Shhh! Smart Tech at Work: Zoning in on Target Sounds Amid the Noise
Jingya Yang – jing.ya161@gmail.com
Department of Power Mechanical Engineering, National Tsing Hua University, Hsinchu, -, 300, Taiwan
Popular version of 1aSP2 – Target-Direction Sound Extraction Using a Hybrid DSP/Deep Learning Approach
Presented at the 187th ASA Meeting
Read the abstract at https://eppro01.ativ.me//web/index.php?page=IntHtml&project=ASAFALL24&id=3771518
–The research described in this Acoustics Lay Language Paper may not have yet been peer reviewed–
In a noisy world, capturing clear audio from specific directions can be a game-changer. Imagine a system that can zero in on a target sound, even amid background noise. This is the goal of Target Directional Sound Extraction (TDSE), a process designed to isolate sounds from a particular direction, while filtering out unwanted noise.
Our team has developed an innovative TDSE system that combines Digital Signal Processing (DSP) and deep learning. Traditional sound extraction relies on signal processing, but it struggles when multiple sounds come from various directions or when using fewer microphones. Deep learning can help, but it sometimes results in distorted audio. By integrating DSP-based spatial filtering with a deep neural network (DNN), our system extracts clear target audio with minimal interference, even with limited microphones.

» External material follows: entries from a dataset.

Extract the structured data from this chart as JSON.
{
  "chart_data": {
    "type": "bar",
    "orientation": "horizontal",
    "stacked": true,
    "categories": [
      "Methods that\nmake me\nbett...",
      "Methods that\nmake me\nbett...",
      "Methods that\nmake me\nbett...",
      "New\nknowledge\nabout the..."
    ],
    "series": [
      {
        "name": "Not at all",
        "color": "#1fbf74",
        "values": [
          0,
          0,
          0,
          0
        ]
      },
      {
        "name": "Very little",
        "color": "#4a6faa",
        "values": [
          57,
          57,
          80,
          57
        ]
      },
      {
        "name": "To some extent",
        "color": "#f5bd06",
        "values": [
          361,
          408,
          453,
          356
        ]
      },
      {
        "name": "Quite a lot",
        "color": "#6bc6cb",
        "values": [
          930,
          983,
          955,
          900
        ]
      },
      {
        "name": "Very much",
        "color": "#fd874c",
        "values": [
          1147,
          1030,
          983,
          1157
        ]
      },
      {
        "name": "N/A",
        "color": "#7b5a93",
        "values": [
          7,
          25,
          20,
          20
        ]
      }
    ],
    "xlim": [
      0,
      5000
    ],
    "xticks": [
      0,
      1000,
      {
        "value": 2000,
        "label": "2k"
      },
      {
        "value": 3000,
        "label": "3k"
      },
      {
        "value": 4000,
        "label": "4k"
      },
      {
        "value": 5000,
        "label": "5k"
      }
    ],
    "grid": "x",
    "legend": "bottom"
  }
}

The system relies on spatial filtering techniques like beamforming and blocking. Beamforming serves as a signal estimator, enhancing sounds from the target direction, while blocking acts as a noise estimator, suppressing sounds from the target direction and leaving other unwanted noises intact. Using a deep learning model, our system processes spatial features and sound embeddings (unique characteristics of the target sound), yielding clear, isolated audio. In our tests, this method improved sound quality by 3-9 dB and performed well with different microphone setups, even those not used during training.
TDSE could transform various industries, from virtual meetings to entertainment, by enhancing audio clarity in real time. Our system’s design offers flexibility, making it adaptable for real-world applications where clear directional audio is crucial.
This approach is an exciting step toward more robust, adaptive audio processing systems, allowing users to capture target sounds even in challenging environments.